Powered By Blogger

martedì 16 ottobre 2018

IL PRIMO UOMO

di Matteo Marescalco


Due anni dopo aver aperto la Mostra del Cinema di Venezia con La La Land, Damien Chazelle torna nuovamente in Laguna (ancora in apertura) con l'atteso First Man, racconto sull'epopea che ha condotto Neil Armstrong sulla Luna il 20 Luglio 1969. 

Ma, badate bene, la Storia entra solo di sguincio nel film del giovane regista americano e, quando lo fa, indebolisce clamorosamente la forza della narrazione. Perché First Man è, innanzitutto, uno straordinario film sull'elaborazione del lutto. Lo spettro della morte aleggia lungo tutta la durata del lungometraggio e, quasi, perseguita il personaggio di Armstrong. Insomma, siamo lontani dal biopic o dalla classica ricostruzione storica. Quello che interessa a Chazelle è concentrarsi sui rapporti tra i personaggi, chiusi all'interno della loro dimensione soggettiva. 

«Sai che c'è? Il calcio è un gioco e tu sei un uomo triste». A guardare First Man viene in mente L'uomo in più, la prima regia di Paolo Sorrentino.
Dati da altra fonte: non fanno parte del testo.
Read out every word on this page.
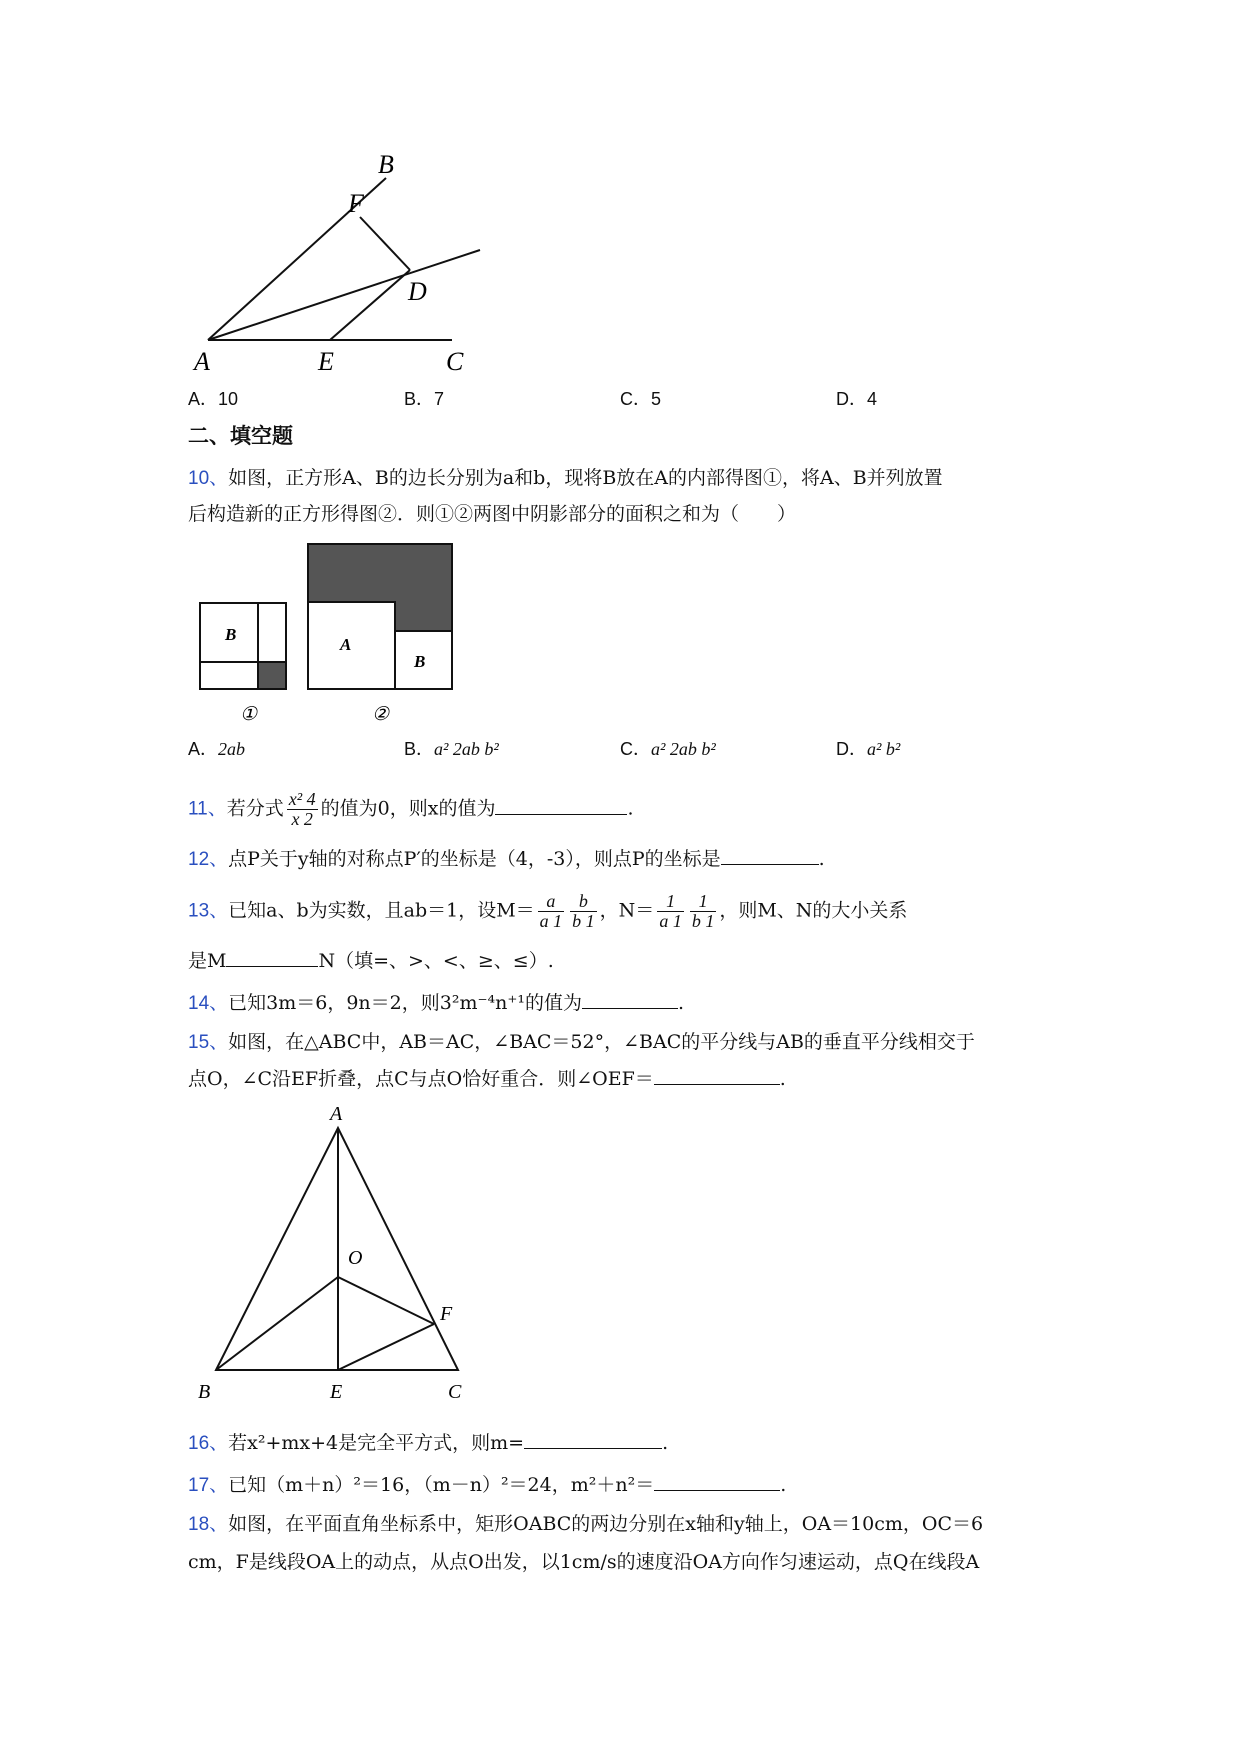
A
B
C
D
E
F
A．10	B．7	C．5	D．4
二、填空题
10、如图，正方形A、B的边长分别为a和b，现将B放在A的内部得图①，将A、B并列放置
后构造新的正方形得图②．则①②两图中阴影部分的面积之和为（　　）
B
①
A
B
②
A．2ab	B．a² 2ab b²	C．a² 2ab b²	D．a² b²
11、若分式 $\frac{\text{x² 4}}{x 2}$ 的值为0，则x的值为	.
12、点P关于y轴的对称点P′的坐标是（4，-3），则点P的坐标是	.
13、已知a、b为实数，且ab＝1，设$M= \frac{a}{a 1} \frac{b}{b 1}$ ，$N= \frac{1}{a 1} \frac{1}{b 1}$ ，则M、N的大小关系
是M	N（填=、>、<、≥、≤）.
14、已知3m＝6，9n＝2，则3²m⁻⁴n⁺¹的值为	.
15、如图，在△ABC中，AB＝AC，∠BAC＝52°，∠BAC的平分线与AB的垂直平分线相交于
点O，∠C沿EF折叠，点C与点O恰好重合．则∠OEF＝	.
A
B	C
E
F
O
16、若x²+mx+4是完全平方式，则m=	.
17、已知（m＋n）²＝16，（m－n）²＝24，m²＋n²＝	.
18、如图，在平面直角坐标系中，矩形OABC的两边分别在x轴和y轴上，OA＝10cm，OC＝6
cm，F是线段OA上的动点，从点O出发，以1cm/s的速度沿OA方向作匀速运动，点Q在线段A
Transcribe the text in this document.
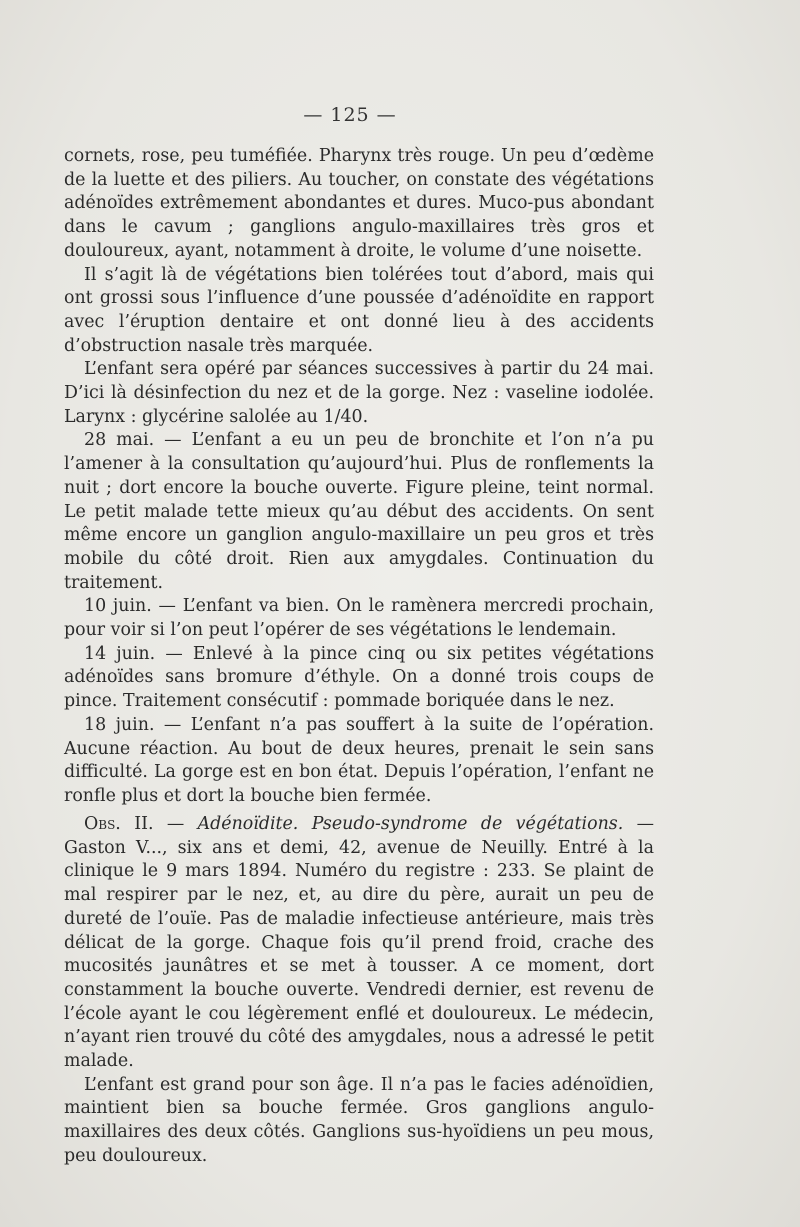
— 125 —

cornets, rose, peu tuméfiée. Pharynx très rouge. Un peu d’œdème de la luette et des piliers. Au toucher, on constate des végétations adénoïdes extrêmement abondantes et dures. Muco-pus abondant dans le cavum ; ganglions angulo-maxillaires très gros et douloureux, ayant, notamment à droite, le volume d’une noisette.

Il s’agit là de végétations bien tolérées tout d’abord, mais qui ont grossi sous l’influence d’une poussée d’adénoïdite en rapport avec l’éruption dentaire et ont donné lieu à des accidents d’obstruction nasale très marquée.

L’enfant sera opéré par séances successives à partir du 24 mai. D’ici là désinfection du nez et de la gorge. Nez : vaseline iodolée. Larynx : glycérine salolée au 1/40.

28 mai. — L’enfant a eu un peu de bronchite et l’on n’a pu l’amener à la consultation qu’aujourd’hui. Plus de ronflements la nuit ; dort encore la bouche ouverte. Figure pleine, teint normal. Le petit malade tette mieux qu’au début des accidents. On sent même encore un ganglion angulo-maxillaire un peu gros et très mobile du côté droit. Rien aux amygdales. Continuation du traitement.

10 juin. — L’enfant va bien. On le ramènera mercredi prochain, pour voir si l’on peut l’opérer de ses végétations le lendemain.

14 juin. — Enlevé à la pince cinq ou six petites végétations adénoïdes sans bromure d’éthyle. On a donné trois coups de pince. Traitement consécutif : pommade boriquée dans le nez.

18 juin. — L’enfant n’a pas souffert à la suite de l’opération. Aucune réaction. Au bout de deux heures, prenait le sein sans difficulté. La gorge est en bon état. Depuis l’opération, l’enfant ne ronfle plus et dort la bouche bien fermée.

Obs. II. — Adénoïdite. Pseudo-syndrome de végétations. — Gaston V..., six ans et demi, 42, avenue de Neuilly. Entré à la clinique le 9 mars 1894. Numéro du registre : 233. Se plaint de mal respirer par le nez, et, au dire du père, aurait un peu de dureté de l’ouïe. Pas de maladie infectieuse antérieure, mais très délicat de la gorge. Chaque fois qu’il prend froid, crache des mucosités jaunâtres et se met à tousser. A ce moment, dort constamment la bouche ouverte. Vendredi dernier, est revenu de l’école ayant le cou légèrement enflé et douloureux. Le médecin, n’ayant rien trouvé du côté des amygdales, nous a adressé le petit malade.

L’enfant est grand pour son âge. Il n’a pas le facies adénoïdien, maintient bien sa bouche fermée. Gros ganglions angulo-maxillaires des deux côtés. Ganglions sus-hyoïdiens un peu mous, peu douloureux.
Co-protagonista del film di Chazelle è la moglie di Armstrong, Janet, una donna decisa e forte ma che sembra non riuscire a scalfire la corazza che protegge Neil. In una scena, Janet rimprovera i superiori di Neil accusandoli di essere soltanto dei bambini che si divertono a costruire giochi che non sono in grado di controllare. Dalle prime sequenze (il primo volo nello spazio e la morte della piccola primogenita), la tristezza, i silenzi ed il vuoto accompagnano sempre il personaggio di Armstrong. L'attenzione per i piccoli spazi, oppressivi e claustrofobici, si accompagna a quella per le distese infinite che circondano la Terra. Forse è soltanto lo spazio che si allarga a vista d'occhio a restituire al protagonista un senso di serenità («Far above the Moon, Planet Earth is blue and there's nothing I can do»). La lunga odissea interiore, perseguitata dal fantasma della morte, allontana la cronaca e l'aspetto mediatico della vicenda. 

L'Armstrong di Chazelle è al centro di un vortice di silenzio («Non ti sentirai solo lassù?») che lo protegge dall'esterno. L'uomo ha eretto pareti difficili da scavalcare, ambisce a conquistare un ignoto che pensa di aver perduto. Ecco che questo fantasmagorico viaggio lunare si tramuta quasi in sogno, in proiezione esteriore delle proprie paure e dei propri tormenti. Tuttavia, senza che Neil sia mai in grado di affrontarli. Un po' come nel finale, in cui il protagonista è ancora condannato a sfiorare semplicemente senza mai riuscire davvero a toccare.